Even after reuniting and trying to rebuild their relationship, Melanie ended up leaving her daughter once again. As she works alone, “many miles” from Snowpiercer, she is doing noble work, but it is not without its own toll. There is the risk of being stranded if the train does not stay on course to pick her up, as well as both physical hunger and an emptiness of the mind. To combat the former, she cooks vermin she miraculously finds in the wall of her station, but the latter is a bit tougher to conquer, and she finds herself having imagined conversations and emotional breakthroughs with everyone from her daughter and Wilford to Andre Layton (Daveed Diggs), and also reminiscing a bit about the events that led to the train taking off without her daughter on it in the first place.

Those memories are depicted through flashback scenes, which Connelly considers “a true account of what happened,” despite the fact that memory is always subjective. “I think it is her subconscious speaking to her; she’s being haunted by her own doubts and insecurities as she’s there, alone on this mission,” she says.

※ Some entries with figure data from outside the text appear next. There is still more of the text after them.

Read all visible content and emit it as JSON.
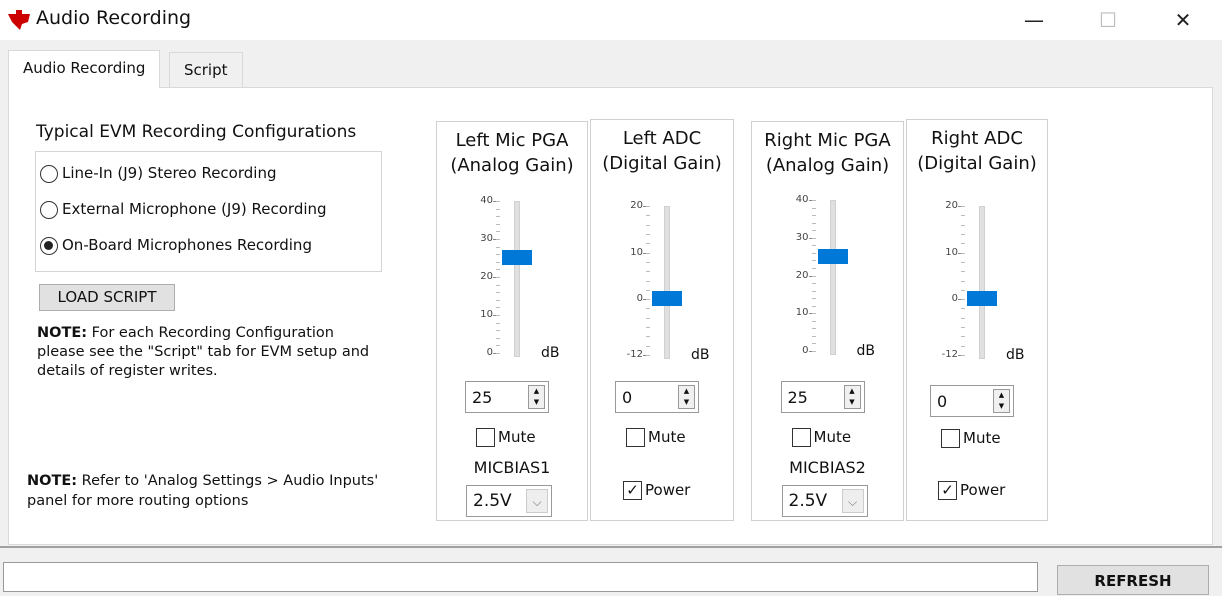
{
  "window": {
    "title": "Audio Recording",
    "minimize": "—",
    "maximize": "☐",
    "close": "✕"
  },
  "tabs": [
    {
      "label": "Audio Recording",
      "active": true
    },
    {
      "label": "Script",
      "active": false
    }
  ],
  "configs": {
    "title": "Typical EVM Recording Configurations",
    "options": [
      {
        "label": "Line-In (J9) Stereo Recording",
        "selected": false
      },
      {
        "label": "External Microphone (J9) Recording",
        "selected": false
      },
      {
        "label": "On-Board Microphones Recording",
        "selected": true
      }
    ]
  },
  "load_script": "LOAD SCRIPT",
  "note1": {
    "bold": "NOTE:",
    "text": " For each Recording Configuration please see the \"Script\" tab for EVM setup and details of register writes."
  },
  "note2": {
    "bold": "NOTE:",
    "text": " Refer to 'Analog Settings > Audio Inputs' panel for more routing options"
  },
  "accent": "#0078d7",
  "channels": [
    {
      "title1": "Left Mic PGA",
      "title2": "(Analog Gain)",
      "ticks": [
        "40",
        "30",
        "20",
        "10",
        "0"
      ],
      "min": 0,
      "max": 40,
      "value": 25,
      "unit": "dB",
      "spin": "25",
      "mute_label": "Mute",
      "mute": false,
      "micbias_label": "MICBIAS1",
      "micbias": "2.5V"
    },
    {
      "title1": "Left ADC",
      "title2": "(Digital Gain)",
      "ticks": [
        "20",
        "10",
        "0",
        "-12"
      ],
      "tickvals": [
        20,
        10,
        0,
        -12
      ],
      "min": -12,
      "max": 20,
      "value": 0,
      "unit": "dB",
      "spin": "0",
      "mute_label": "Mute",
      "mute": false,
      "power_label": "Power",
      "power": true
    },
    {
      "title1": "Right Mic PGA",
      "title2": "(Analog Gain)",
      "ticks": [
        "40",
        "30",
        "20",
        "10",
        "0"
      ],
      "min": 0,
      "max": 40,
      "value": 25,
      "unit": "dB",
      "spin": "25",
      "mute_label": "Mute",
      "mute": false,
      "micbias_label": "MICBIAS2",
      "micbias": "2.5V"
    },
    {
      "title1": "Right ADC",
      "title2": "(Digital Gain)",
      "ticks": [
        "20",
        "10",
        "0",
        "-12"
      ],
      "tickvals": [
        20,
        10,
        0,
        -12
      ],
      "min": -12,
      "max": 20,
      "value": 0,
      "unit": "dB",
      "spin": "0",
      "mute_label": "Mute",
      "mute": false,
      "power_label": "Power",
      "power": true
    }
  ],
  "status_text": "",
  "refresh": "REFRESH"
}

Such moments of showing Melanie fight for her team and their family to be brought aboard and frantically calling to find out where her own family is while the growing mob gets more agitated about the state of the world and the train further exemplify just what she gave up by going out on her new mission now, all of these years later. So, too, does imagining Alex with her in the present, which is what Connelly believes Melanie wants “from the deepest part of herself.”

Unfortunately for Melanie, it may take episodes to reunite in person with her daughter, if she is successful at all. The external challenge she faces when it comes to the changing climate cannot be understated.

For Connelly as an actor, though, shooting scenes in fake snow were not as challenging as they could have been. Although “Snowpiercer” uses some green screen elements to extend the size of and scope of the white landscape when it utilizes wide shots or external shots of the train, Connelly had a lot of practical fake snow in which to “play” on their soundstage.

“Of course the snow is not cold so there are some things that are still in your imagination, but the less work you have to do in your head to be in the place that you are, the easier it is, I think,” she says.

Stepping into the practical environment of the “Snowpiercer” sets also illuminates the need for important conversation and change around tough topics that range from climate change to social justice, says Connelly.

“I always feel like we should learn about things like climate change from scientists; that’s who we should be getting our information from. But one of the things I really liked about the show is it’s a fun, exciting, entertaining spectacle of a show, but it reflects some issues that we’re going through right now,” she explains. “Climate change, obviously, and how we respond to [it, but also] in this season, the division amongst the people on the train feels particularly relevant. Class warfare, arguments for law and order versus science, there are so many things that chime with what we are talking about today and are so pressing in our culture.”

“Snowpiercer” airs Mondays at 9 p.m. on TNT.